The Iran-Pakistan cooperation against the Balochi people continues to this day, as the repressive policies of the Shah against the minorities are continuing with the Islamic Republic regime. Just recently, on November 26, 2022, Pakistan air forces used Iran-made suicide drones against a camp of the Baloch Liberation Army in Kahan, a village in Pakistan-controlled Balochistan. In the drone attack, eight Balochi fighters lost their lives.[3]
Conclusion
The nexus between Pakistan’s Inter-Services Intelligence (ISI) and Iran’s IRGC is jeopardizing regional peace and hindering the global economy. The ISI and the IRGC are exchanging military hardware, sharing intelligence, and promoting and sponsoring proxy wars that are threatening Western interests in the region. Furthermore, Tehran and Islamabad are assisting respectively China and Turkey to implement their expansionist agendas in the subcontinent.
Balochistan has a strategic geographical position, and is an important economic gateway, with trillions of dollars’ worth of underground rare earth minerals such as oil, gas, uranium, copper, and coal, and the two deep seaports of Gawadar and Chabahar. Balochistan is the perfect outpost to counter and keep under control Iran and its nuclear ambition, and its dangerous relation with Pakistan that may provide Tehran with tactical nukes.

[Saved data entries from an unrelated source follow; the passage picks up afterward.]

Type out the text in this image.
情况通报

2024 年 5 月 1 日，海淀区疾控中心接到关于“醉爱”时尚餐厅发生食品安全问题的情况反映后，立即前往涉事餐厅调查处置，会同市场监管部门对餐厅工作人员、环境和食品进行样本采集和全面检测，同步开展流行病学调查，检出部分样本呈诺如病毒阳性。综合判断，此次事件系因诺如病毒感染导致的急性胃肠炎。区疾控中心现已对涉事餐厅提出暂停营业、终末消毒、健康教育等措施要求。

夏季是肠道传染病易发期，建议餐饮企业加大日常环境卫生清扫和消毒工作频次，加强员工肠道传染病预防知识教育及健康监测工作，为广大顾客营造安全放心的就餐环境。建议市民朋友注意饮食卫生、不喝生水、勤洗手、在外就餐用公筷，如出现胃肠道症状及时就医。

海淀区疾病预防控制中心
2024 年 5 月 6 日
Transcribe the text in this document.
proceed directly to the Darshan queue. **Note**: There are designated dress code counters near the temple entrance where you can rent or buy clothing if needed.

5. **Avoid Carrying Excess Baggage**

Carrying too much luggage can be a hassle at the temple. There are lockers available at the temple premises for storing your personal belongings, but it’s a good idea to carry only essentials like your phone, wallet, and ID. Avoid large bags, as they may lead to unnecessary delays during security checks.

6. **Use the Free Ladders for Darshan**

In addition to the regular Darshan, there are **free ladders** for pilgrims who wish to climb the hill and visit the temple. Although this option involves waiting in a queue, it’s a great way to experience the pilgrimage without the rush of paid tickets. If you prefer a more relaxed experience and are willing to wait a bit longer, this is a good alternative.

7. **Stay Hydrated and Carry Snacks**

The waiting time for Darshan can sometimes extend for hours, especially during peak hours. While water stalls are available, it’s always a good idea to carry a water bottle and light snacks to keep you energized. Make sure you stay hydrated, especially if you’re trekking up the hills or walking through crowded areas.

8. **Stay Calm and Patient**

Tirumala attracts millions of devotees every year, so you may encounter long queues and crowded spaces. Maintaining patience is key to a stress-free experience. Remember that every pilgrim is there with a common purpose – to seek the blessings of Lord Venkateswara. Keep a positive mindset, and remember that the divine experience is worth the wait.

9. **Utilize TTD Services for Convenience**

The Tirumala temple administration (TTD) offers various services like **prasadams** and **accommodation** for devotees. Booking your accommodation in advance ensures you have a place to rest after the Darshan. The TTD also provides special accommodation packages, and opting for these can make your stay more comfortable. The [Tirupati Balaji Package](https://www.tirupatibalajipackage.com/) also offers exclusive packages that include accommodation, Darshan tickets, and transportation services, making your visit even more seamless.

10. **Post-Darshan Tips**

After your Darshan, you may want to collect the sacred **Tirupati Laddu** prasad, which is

Today, Iran’s minorities are realizing that they must remain united in order to bring an end to the Islamic Republic and to obtain independence. Kurds in particular are playing a pivotal role in reaching out to indigenous ethnic communities in order to cooperate in the uprising against the regime and to rewrite the borders in the region. The leader of the Free Balochistan Movement, Hyrbyair Marri (the son of Baloch leader Nawab Khair Bakhsh Marri) is also playing a key role in bringing the oppressed nations in Iran under a single umbrella. However, the West seems absent. Kurdish people were supported by the U.S. and some European countries to defeat ISIS, but unfortunately, they were later left alone to be butchered.
According to Marri, minorities in Iran have to fight for their own rights and freedom without waiting for the West – which in any event should understand that it cannot afford to overlook the geostrategic importance of Balochistan, Kurdistan, and Ahwaz. “Balochistan and Kurdistan have been made meat grinders… by their occupiers [i.e. the Iranian regime]. The International Community sees our plight but remains deaf and dumb. It is time for the oppressed people to unite,” Marri stated.[4]